6DOF entropy minimization SLAM for stereo-based wearable devices

Abstract

In this paper, we propose and validate a novel approach to solve the Simultaneous Localization and Mapping (SLAM), focused on its application with wearable devices. In order to do so, we use a stereo vision camera as the unique sensor that provides semi-dense information of the environment (appearance and range data). A first approximation of the trajectory is given by an egomotion algorithm, that exploits the information of the stereo observations in order to estimate the action between each pair of consecutive observations (visual odometry). The algorithm provides a locally but not globally consistent approximation because it is only based on local information.

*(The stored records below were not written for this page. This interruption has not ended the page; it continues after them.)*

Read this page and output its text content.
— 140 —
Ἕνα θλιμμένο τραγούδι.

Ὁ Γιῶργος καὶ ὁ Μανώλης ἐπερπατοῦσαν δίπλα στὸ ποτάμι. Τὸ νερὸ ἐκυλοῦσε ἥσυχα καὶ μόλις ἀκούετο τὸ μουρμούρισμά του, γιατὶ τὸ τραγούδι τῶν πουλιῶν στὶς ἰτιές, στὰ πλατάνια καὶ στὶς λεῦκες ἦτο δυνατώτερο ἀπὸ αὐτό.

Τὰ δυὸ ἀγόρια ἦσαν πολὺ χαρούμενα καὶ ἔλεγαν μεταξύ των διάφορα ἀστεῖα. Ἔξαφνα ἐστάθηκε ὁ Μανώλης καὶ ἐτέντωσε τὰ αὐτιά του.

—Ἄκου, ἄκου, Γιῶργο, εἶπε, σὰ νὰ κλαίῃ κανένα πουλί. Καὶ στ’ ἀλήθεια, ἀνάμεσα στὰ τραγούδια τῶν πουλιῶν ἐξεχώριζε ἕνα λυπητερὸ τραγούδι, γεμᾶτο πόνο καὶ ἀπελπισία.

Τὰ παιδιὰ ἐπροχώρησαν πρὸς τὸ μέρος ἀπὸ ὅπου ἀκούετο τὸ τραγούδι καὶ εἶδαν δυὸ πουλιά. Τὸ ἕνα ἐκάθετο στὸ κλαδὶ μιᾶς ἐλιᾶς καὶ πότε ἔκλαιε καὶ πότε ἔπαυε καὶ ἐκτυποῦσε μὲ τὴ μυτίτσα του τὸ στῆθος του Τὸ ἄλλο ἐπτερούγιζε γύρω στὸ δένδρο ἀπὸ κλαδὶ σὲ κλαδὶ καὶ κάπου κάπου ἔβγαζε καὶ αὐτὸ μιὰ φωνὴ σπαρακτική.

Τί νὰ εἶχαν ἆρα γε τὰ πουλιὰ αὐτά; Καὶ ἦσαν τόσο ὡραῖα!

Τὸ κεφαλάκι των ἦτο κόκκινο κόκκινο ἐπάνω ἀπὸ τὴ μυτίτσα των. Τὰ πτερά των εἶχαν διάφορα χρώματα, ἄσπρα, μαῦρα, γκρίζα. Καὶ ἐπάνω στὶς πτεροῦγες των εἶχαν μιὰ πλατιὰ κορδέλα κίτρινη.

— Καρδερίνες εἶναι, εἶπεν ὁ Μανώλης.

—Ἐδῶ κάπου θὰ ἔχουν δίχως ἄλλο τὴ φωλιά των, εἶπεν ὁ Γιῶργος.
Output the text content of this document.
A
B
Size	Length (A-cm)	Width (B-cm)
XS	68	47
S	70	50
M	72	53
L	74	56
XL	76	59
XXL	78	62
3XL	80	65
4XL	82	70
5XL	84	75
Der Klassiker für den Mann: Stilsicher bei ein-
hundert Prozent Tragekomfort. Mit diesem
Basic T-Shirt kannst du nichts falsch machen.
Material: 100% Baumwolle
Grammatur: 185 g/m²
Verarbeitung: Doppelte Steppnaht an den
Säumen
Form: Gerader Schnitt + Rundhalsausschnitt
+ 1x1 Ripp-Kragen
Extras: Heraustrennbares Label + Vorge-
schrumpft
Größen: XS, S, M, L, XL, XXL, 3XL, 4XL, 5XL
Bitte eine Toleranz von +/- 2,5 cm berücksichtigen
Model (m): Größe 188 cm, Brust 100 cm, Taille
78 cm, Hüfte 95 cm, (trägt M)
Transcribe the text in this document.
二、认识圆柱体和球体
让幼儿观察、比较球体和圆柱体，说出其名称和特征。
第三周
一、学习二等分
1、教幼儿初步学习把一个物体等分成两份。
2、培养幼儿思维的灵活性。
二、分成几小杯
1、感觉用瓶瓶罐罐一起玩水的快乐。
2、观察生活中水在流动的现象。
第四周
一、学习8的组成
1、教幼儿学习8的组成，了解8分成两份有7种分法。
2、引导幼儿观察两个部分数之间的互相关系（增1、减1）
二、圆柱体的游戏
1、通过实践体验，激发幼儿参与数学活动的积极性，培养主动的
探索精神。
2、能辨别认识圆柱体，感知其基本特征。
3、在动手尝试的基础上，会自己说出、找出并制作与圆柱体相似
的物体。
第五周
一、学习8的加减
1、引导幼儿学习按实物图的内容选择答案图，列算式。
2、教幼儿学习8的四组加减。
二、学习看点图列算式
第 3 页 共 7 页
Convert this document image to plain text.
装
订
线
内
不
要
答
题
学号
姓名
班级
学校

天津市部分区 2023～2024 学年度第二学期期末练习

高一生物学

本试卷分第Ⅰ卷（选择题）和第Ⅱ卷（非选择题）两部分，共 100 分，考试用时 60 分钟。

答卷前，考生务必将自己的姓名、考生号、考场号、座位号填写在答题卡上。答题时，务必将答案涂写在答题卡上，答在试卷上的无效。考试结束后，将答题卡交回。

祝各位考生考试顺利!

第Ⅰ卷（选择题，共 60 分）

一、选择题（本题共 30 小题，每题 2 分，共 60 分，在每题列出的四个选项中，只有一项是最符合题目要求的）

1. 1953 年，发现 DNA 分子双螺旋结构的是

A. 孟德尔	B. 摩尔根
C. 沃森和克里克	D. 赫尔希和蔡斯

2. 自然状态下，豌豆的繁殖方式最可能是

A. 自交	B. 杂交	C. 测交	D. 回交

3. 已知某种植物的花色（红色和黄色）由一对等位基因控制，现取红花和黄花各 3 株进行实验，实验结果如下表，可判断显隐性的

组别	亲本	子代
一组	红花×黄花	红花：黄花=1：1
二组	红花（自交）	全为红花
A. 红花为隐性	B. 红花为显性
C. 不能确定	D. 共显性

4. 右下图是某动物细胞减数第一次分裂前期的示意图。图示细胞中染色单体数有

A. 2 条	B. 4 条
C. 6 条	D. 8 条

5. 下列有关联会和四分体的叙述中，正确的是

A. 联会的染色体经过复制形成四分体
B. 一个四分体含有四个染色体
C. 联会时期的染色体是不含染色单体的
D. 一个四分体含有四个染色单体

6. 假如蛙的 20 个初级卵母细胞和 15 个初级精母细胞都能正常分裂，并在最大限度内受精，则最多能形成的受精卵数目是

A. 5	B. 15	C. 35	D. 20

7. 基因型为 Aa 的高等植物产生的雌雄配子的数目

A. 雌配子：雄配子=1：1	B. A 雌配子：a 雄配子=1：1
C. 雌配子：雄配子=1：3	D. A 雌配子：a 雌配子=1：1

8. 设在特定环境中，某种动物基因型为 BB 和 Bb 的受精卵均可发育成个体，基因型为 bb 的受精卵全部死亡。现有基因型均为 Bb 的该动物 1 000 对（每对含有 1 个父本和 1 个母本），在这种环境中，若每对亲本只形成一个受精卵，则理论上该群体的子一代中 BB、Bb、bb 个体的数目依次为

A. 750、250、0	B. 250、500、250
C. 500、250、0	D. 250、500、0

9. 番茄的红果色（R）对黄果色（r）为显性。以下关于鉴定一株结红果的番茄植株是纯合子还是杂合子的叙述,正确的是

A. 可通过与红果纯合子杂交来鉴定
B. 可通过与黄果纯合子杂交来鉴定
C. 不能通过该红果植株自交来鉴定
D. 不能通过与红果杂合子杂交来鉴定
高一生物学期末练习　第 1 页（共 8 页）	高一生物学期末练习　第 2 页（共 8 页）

In order to obtain a globally consistent map, which is the key topic of this paper, we propose an Information Theory based approach that rectifies the map obtained by the egomotion step by performing successive refinements over the trajectory using global information. The key idea is that the best aligned map is the one with the minimum entropy. In order to ensure the scalability of the algorithm, we propose a dynamic map compression strategy that bounds the complexity of the problem and attenuates both memory and computing time requirements. In the experimental section, we show the results of the algorithm in several situations: structured/unstructured environments, indoor/outdoor scenarios, cyclic/acyclic trajectories, etc. performed with a wearable stereo device that we have built to carry out these experiments.